適性見極め、子どもの新たな可能性を引き出す

車いすフェンシング競技測定の様子(写真提供:日本スポーツ協会)
車いすフェンシング競技測定の様子(写真提供:日本スポーツ協会)

 トップ選手は、幼い頃から1つの競技に絞って練習してきたように思われますが、実際には、複数のスポーツや文化系の習い事を掛け持ちしていたり、途中で競技を転向して世界で活躍するようになったりする選手も多くいます。例えば、リオオリンピックで銀メダルを獲得した男子400mリレーでは、日本チームの4人中3人が小学生の頃にサッカーをしていました。

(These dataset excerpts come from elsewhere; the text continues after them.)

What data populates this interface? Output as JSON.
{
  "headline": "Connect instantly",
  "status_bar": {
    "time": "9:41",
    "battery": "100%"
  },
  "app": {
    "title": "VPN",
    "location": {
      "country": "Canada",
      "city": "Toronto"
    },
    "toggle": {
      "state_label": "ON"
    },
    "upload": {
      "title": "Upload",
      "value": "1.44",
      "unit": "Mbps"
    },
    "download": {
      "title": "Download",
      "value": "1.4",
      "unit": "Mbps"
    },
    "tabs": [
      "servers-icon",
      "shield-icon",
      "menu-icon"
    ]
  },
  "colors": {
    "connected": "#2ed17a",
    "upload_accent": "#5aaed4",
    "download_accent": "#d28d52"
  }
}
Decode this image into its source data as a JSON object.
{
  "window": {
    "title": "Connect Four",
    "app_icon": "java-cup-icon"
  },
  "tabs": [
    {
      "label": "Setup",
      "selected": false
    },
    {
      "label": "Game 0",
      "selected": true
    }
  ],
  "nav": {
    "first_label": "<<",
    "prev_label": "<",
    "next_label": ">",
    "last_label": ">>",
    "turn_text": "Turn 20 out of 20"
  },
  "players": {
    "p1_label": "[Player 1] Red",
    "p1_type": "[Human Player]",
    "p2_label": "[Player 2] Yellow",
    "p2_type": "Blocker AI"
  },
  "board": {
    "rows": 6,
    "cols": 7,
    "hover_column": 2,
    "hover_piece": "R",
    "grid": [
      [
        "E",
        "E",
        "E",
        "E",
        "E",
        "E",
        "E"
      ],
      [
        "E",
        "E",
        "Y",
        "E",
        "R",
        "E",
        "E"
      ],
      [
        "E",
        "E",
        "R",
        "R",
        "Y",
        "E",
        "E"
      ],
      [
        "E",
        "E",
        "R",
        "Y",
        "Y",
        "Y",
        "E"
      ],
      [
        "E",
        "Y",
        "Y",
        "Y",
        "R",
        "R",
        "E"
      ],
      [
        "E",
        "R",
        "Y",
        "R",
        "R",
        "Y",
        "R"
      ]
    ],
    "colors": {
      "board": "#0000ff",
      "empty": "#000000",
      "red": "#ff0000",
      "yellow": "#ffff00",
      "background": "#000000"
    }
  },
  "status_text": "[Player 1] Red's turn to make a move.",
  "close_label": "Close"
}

 J-STARプロジェクトでは、これまで取り組んできた競技から新しい競技への転向を支援する「種目最適(転向)型」を採用しています。選考では、体力測定を行ったり新しい競技を体験させたりして適性のある競技種目を分析し、本人の意思を踏まえて、その子に最適な競技を決めていきます。

 「参加者の多くが、『なんとかこの子の能力を伸ばせる場所がないか』という思いで応募してくださっています。例えば、ある競技で代表選手に選ばれなかったら、これまでの努力が水の泡になってしまうように思うかもしれません。しかし、代表の候補になっただけでも、その子のポテンシャルはかなり高いはず。プロの目で適性を見極め、別の競技にチャレンジすることでトップ選手を狙える可能性があると、新しい道を提示しているのです

 過去のオリンピック・パラリンピックで、7人制ラグビー(女子)、ボート、水泳の飛び込みといった競技を見たときに、「いつどこでこうしたスポーツと出合ったのだろう?」と思ったことはないでしょうか。柔道やサッカーには幼い頃から親しんでいても、こうした競技にはなかなか出合う機会がありません。競技人口が少ない種目に転向するのは、選手の可能性を広げることにもつながるのです。